桜明の電算室には50台程のパソコンが立ち並び、全てが前方にあるサーバー端末と繋がっていた。ある程度の高レベルの作業も難なくこなせるスペックだった。
しかし、良子はその端末のスペックを調べ、「うちのより劣る~」と不満を漏らしていた。
授業は情報処理については教頭の小石川(こいしかわ) 武文(たけふみ)が担当していた。
彼は長年SANYというゲーム機端末のパイオニアと呼ばれた企業に勤めていたが、校長の黒林の熱意に打たれて、桜明の教頭に着任していた。

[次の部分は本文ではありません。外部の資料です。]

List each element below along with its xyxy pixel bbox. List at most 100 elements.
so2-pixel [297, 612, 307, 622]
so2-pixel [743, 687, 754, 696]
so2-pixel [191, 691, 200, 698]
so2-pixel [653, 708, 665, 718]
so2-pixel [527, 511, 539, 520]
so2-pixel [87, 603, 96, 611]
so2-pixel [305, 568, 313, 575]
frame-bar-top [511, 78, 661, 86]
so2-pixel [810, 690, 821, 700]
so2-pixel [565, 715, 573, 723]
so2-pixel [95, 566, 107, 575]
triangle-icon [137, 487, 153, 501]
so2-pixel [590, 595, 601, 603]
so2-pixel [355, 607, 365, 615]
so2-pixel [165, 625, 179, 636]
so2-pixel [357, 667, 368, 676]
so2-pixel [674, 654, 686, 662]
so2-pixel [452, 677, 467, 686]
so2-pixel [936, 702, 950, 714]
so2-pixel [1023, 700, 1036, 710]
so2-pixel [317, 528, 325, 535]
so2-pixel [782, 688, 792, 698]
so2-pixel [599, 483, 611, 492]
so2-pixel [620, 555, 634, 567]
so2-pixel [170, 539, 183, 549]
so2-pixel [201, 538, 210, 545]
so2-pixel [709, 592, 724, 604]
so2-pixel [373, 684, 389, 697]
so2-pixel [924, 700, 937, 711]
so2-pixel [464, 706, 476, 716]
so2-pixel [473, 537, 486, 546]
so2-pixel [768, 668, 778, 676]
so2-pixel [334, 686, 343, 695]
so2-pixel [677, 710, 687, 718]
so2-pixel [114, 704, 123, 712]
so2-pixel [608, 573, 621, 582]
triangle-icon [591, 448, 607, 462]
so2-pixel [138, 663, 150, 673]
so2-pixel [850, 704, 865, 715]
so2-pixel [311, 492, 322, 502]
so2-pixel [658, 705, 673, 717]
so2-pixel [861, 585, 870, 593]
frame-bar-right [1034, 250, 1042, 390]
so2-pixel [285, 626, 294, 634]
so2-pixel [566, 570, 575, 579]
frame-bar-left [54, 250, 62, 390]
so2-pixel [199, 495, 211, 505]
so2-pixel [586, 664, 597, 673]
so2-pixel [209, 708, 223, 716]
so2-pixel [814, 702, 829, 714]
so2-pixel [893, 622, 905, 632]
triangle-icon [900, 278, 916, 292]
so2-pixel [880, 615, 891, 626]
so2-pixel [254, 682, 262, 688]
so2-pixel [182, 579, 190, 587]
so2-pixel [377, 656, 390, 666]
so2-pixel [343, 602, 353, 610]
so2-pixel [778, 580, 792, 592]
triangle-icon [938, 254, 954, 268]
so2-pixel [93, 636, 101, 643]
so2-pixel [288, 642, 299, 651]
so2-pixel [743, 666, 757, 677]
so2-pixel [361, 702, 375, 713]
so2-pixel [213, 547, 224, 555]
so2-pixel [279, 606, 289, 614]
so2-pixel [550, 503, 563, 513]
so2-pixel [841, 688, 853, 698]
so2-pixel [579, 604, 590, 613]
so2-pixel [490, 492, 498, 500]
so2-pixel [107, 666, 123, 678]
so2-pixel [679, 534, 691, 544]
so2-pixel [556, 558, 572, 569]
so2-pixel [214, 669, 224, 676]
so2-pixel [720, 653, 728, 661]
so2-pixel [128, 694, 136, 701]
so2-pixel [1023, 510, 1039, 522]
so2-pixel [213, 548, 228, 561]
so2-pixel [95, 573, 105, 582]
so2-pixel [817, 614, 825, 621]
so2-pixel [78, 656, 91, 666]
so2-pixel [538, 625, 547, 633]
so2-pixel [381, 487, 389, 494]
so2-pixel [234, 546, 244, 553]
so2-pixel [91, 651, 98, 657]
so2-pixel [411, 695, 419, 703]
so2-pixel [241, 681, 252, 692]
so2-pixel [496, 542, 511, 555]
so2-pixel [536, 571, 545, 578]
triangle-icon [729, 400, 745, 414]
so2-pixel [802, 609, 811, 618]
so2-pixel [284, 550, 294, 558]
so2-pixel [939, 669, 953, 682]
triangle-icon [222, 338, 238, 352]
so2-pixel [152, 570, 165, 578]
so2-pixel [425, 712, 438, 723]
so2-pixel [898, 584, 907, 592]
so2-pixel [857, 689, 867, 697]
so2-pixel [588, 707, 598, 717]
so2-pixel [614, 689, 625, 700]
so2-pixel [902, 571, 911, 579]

風貌というと、眼鏡にカツラの痩せたオジサンという始末。本人はバレていないと思っていても、どこぞの桜明の女子生徒の激写により、ツブヤキでシェアされ学園全体の知る所となっている。
しかし念を押して言うが、本人は全くバレていないと思っている。
さて、授業については桜明の生徒を教えるに至っては力不足な教員は皆無だった。そのため、彼の授業も素晴らしく刺激的で評判高いものであった。良子を除いてだが。
瑠美と皐は黙々と小石川の話す内容をメモしながらパソコンにプログラムを打っていった。この授業は自由席なため、瑠美の隣ではスヤスヤと良子が寝ていた。
最初の頃は小石川は真面目に良子のことを注意すべく、授業に関する問題を抜き打ちで出していたが、全て解かれ、それからはもはや暖簾に腕押しと思い、この桜明に良子の態度に流される生徒も皆無であったため放置していた。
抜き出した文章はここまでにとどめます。